Schon früher bei Oma war er ein echter Klassiker: Rotkohl. Er schmeckt nicht nur richtig lecker, sondern ist neben Gänsebraten, Klößen und Co. auch ein echter Hingucker! Für die Färbung des Gemüses ist der Farbstoff Anthocyan verantwortlich. Dieser wechselt die Farbe des Rotkohls je nach pH-Wert des Bodens, auf dem er wächst. In sauren Bereichen wachsen deshalb eher rote, auf basischen Böden eher blaue Kohle. Damit dir die knallige Färbung aber auch beim Kochen erhalten bleibt, zeigen wir dir hier, mit welchem Trick der Rotkohl rot bleibt.
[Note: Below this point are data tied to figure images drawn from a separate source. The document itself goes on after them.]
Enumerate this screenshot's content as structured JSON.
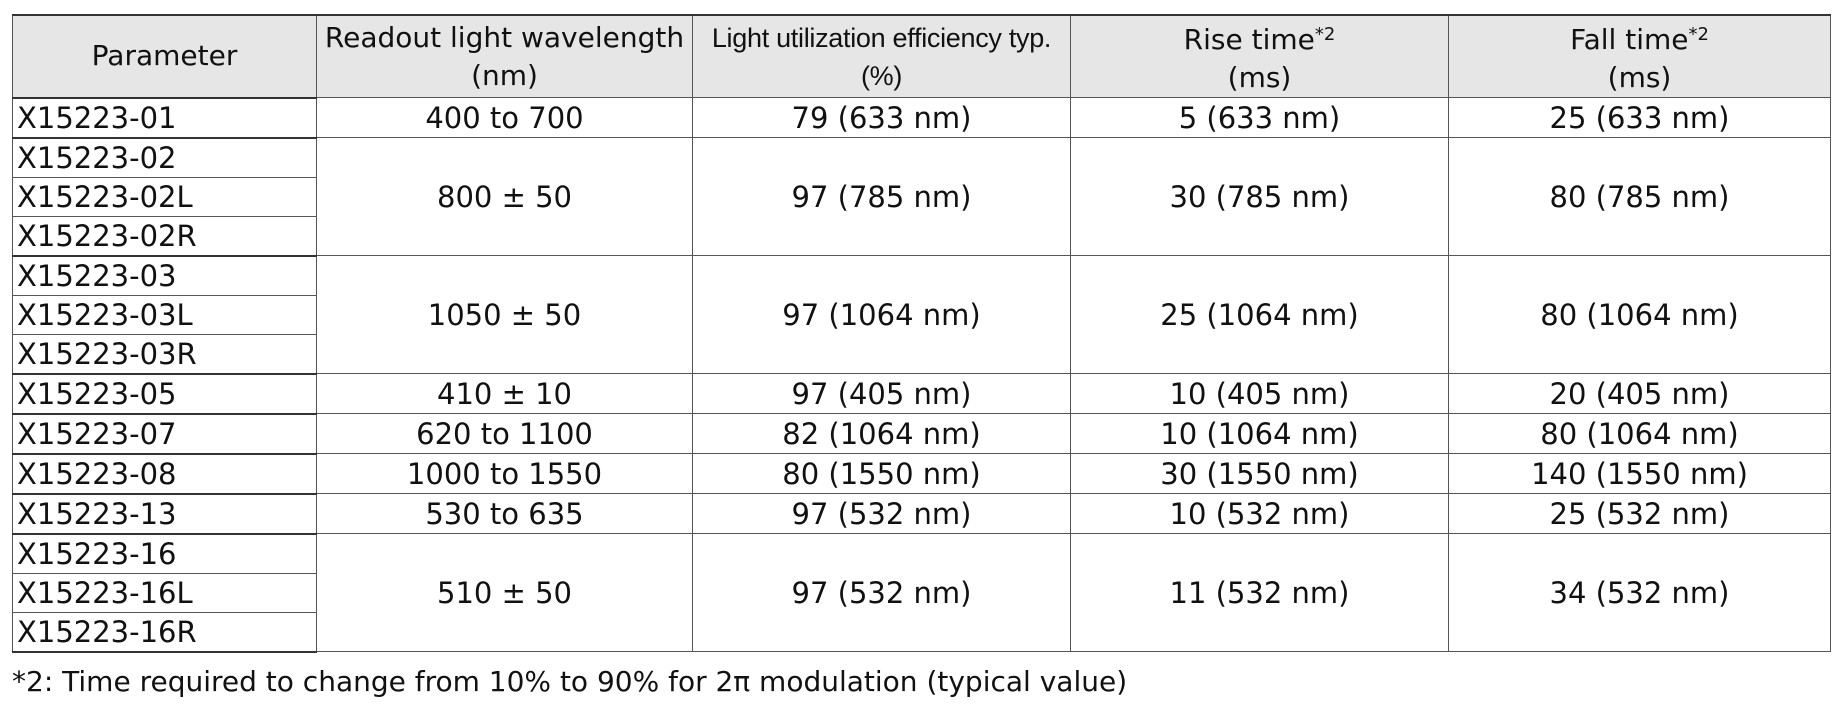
{
  "table": {
    "headers": [
      {
        "line1": "Parameter",
        "line2": "",
        "sup": ""
      },
      {
        "line1": "Readout light wavelength",
        "line2": "(nm)",
        "sup": ""
      },
      {
        "line1": "Light utilization efficiency typ.",
        "line2": "(%)",
        "sup": ""
      },
      {
        "line1": "Rise time",
        "line2": "(ms)",
        "sup": "*2"
      },
      {
        "line1": "Fall time",
        "line2": "(ms)",
        "sup": "*2"
      }
    ],
    "groups": [
      {
        "types": [
          "X15223-01"
        ],
        "wavelength": "400 to 700",
        "efficiency": "79 (633 nm)",
        "rise": "5 (633 nm)",
        "fall": "25 (633 nm)"
      },
      {
        "types": [
          "X15223-02",
          "X15223-02L",
          "X15223-02R"
        ],
        "wavelength": "800 ± 50",
        "efficiency": "97 (785 nm)",
        "rise": "30 (785 nm)",
        "fall": "80 (785 nm)"
      },
      {
        "types": [
          "X15223-03",
          "X15223-03L",
          "X15223-03R"
        ],
        "wavelength": "1050 ± 50",
        "efficiency": "97 (1064 nm)",
        "rise": "25 (1064 nm)",
        "fall": "80 (1064 nm)"
      },
      {
        "types": [
          "X15223-05"
        ],
        "wavelength": "410 ± 10",
        "efficiency": "97 (405 nm)",
        "rise": "10 (405 nm)",
        "fall": "20 (405 nm)"
      },
      {
        "types": [
          "X15223-07"
        ],
        "wavelength": "620 to 1100",
        "efficiency": "82 (1064 nm)",
        "rise": "10 (1064 nm)",
        "fall": "80 (1064 nm)"
      },
      {
        "types": [
          "X15223-08"
        ],
        "wavelength": "1000 to 1550",
        "efficiency": "80 (1550 nm)",
        "rise": "30 (1550 nm)",
        "fall": "140 (1550 nm)"
      },
      {
        "types": [
          "X15223-13"
        ],
        "wavelength": "530 to 635",
        "efficiency": "97 (532 nm)",
        "rise": "10 (532 nm)",
        "fall": "25 (532 nm)"
      },
      {
        "types": [
          "X15223-16",
          "X15223-16L",
          "X15223-16R"
        ],
        "wavelength": "510 ± 50",
        "efficiency": "97 (532 nm)",
        "rise": "11 (532 nm)",
        "fall": "34 (532 nm)"
      }
    ]
  },
  "footnote": "*2: Time required to change from 10% to 90% for 2π modulation (typical value)",
  "colors": {
    "header_bg": "#e6e6e6",
    "rule": "#555555",
    "text": "#111111"
  }
}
Tipp: Rotkohl enthält denselben Farbstoff wie Rotwein. Bei der Zubereitung solltest du deshalb Handschuhe überziehen, sonst könnten deine Hände die Farbe des Kohls annehmen.

So bleibt Rotkohl rot

Nun ist das gesunde Kraut im Topf, aber wie bleibt er jetzt so wunderbar farbig? Das Geheimnis: Säure. Graues Gemüse verliert zwar nicht seinen Geschmack, aber das Auge isst ja bekanntlich mit. Du musst lediglich einen Schuss Essig oder Zitronensaft in den Kochtopf geben. Dazu gibst du wie gewohnt Salz und Zucker. Die Säure aktiviert den Farbstoff und verhindert das Ausbleichen des Gemüses. Et voila: Das Rotkraut sieht wunderbar farbig aus.

Tipp: Falls du dem Kraut noch das farbliche Sahnehäubchen aufsetzen willst. kannst du vor dem Servieren noch einen Schuss Rote-Bete-Saft dazugeben. Die Farbe wirkt so noch intensiver.

Tipp: Dir ist etwas zu viel Säure in den Kochtopf gerutscht? Gib einfach ein wenig Honig oder eine Messerspitze Natron dazu. Beides neutralisiert die Säure und der Geschmack wird nicht verfälscht.

Rotkohl zubereiten

Rotkohl kann sowohl roh als auch gekocht zubereitet werden. Roh schmeckt er beispielsweise wunderbar in Salaten. Gekocht ist er eine beliebte Beilage zu deftigen Fleisch- und Geflügelgerichten wie Entenkeule aus dem Backofen oder klassischer Kalbsroulade. Dabei wird er häufig mit Äpfeln oder Rotwein aufgepeppt und mit Gewürznelken, Lorbeerblättern und Muskat verfeinert. Aber er lässt sich auch herrlich kreativ verarbeiten. Wie wäre es zum Beispiel mit ein paar vegetarischen Rotkohlbratlingen?

Schon gewusst?

Frischer (!) Rotkohl ist eine wahre Vitamin C Bombe! Nur 100 g des farbenfrohen Kohls kommen mit 60 Milligramm Vitamin C daher. Das entspricht bereits etwa dem halben Tagesbedarf eines Erwachsenen. Bei stark verarbeiteten Varianten aus dem Glas geht eine Vielzahl der Vitamine allerdings verloren. Also ran an das frische Gemüse!